Antennas are used to typically radiate and/or receive electromagnetic signals, preferably with antenna gain, directivity, and efficiency. Practical antenna design traditionally involves trade-offs between various parameters, including antenna gain, size, efficiency, and bandwidth.
Antenna design has historically been dominated by Euclidean geometry. In such designs, the closed area of the antenna is directly proportional to the antenna perimeter. For example, if one doubles the length of an Euclidean square (or “quad”) antenna, the enclosed area of the antenna quadruples. Classical antenna design has dealt with planes, circles, triangles, squares, ellipses, rectangles, hemispheres, paraboloids, and the like.
With respect to antennas, prior art design philosophy has been to pick a Euclidean geometric construction, e.g., a quad, and to explore its radiation characteristics, especially with emphasis on frequency resonance and power patterns. Unfortunately antenna design has concentrated on the ease of antenna construction, rather than on the underlying electromagnetics, which can cause a reduction in antenna performance.
Practical antenna design traditionally involves trade-offs between various parameters, including antenna gain, size, efficiency, and bandwidth. Antenna size is also traded off during antenna design that typically reduces frequency bandwidth. Being held to particular size constraints, the bandwidth performance for antenna designs such as discone and bicone antennas is sacrificed resulted in reduced bandwidth.

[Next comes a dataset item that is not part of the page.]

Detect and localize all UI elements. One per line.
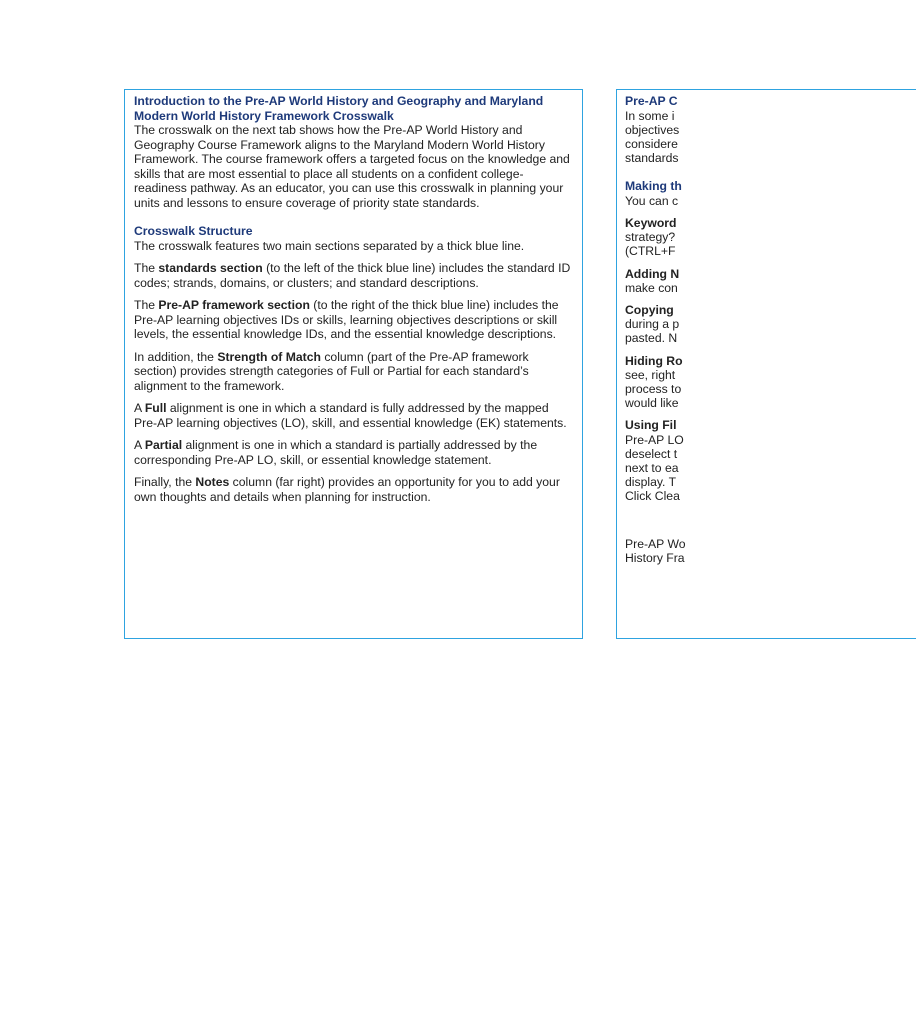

In general, a wideband requirement for an antenna, especially a dipole-like antenna, has required a bicone or discone shape to afford the performance desired over a large pass band. For example, some pass bands desired exceed 3:1 as a ratio of lowest to highest frequencies of operation, and typically ratios of 20:1 to 100:1 are desired. Referring to FIG. 1, prior art discone antenna 5 includes a sub-element 10 shaped as a cone whose apex is attached to one side of a feed system at location 20. A second sub-element 30 is attached to the other side of the feed system, such as the braid of a coaxial feed system. This sub-element is a flat disk meant to act as a counterpoise.
Referring to FIG. 2, another current antenna design is depicted that includes a bicone antenna 35, in which a sub-element 40 is arranged similar to sub-element 10 shown the discone antenna 5 of FIG. 1 with a similar feed arrangement at location 50. However, for bicone antenna 35 rather than a second sub-element shaped as a disk, a second cone 60 is attached.
Both discone and bicone antennas afford wideband performance often over a large ratio of frequencies of operation; in some arrangements more than 10:1. However, such antennas are often ¼ wavelength across, as provided by the longest operational wavelength of use, or the lowest operating frequency. In height, the discone is typically ¼ wavelength and the bicone almost ½ wavelength of the longest operational wavelength. Typically, when the lowest operational frequency corresponds to a relatively long wavelength, the size and form factor of these antenna becomes cumbersome and often prohibitive for many applications.
Some investigations have attempted to solve this problem with a shorted discone antenna 65 as depicted in FIG. 3. Here, ‘vias’ are used to electrically short the disk to the cone at specific locations as 70 and 70′. Typically this shorting decreases the lowest operational frequency of the antenna. However, the gain does not improve from this technique.
Antenna systems that incorporate a Euclidean geometry include roof-mounted antennas that extend from objects such as residential homes or automobiles. Such extendable antennas can be susceptible to wind and other weather conditions and may be limited in bandwidth and frequency range. Additionally, by implementing a Euclidean geometry into these conformal antennas, antenna performance is degraded.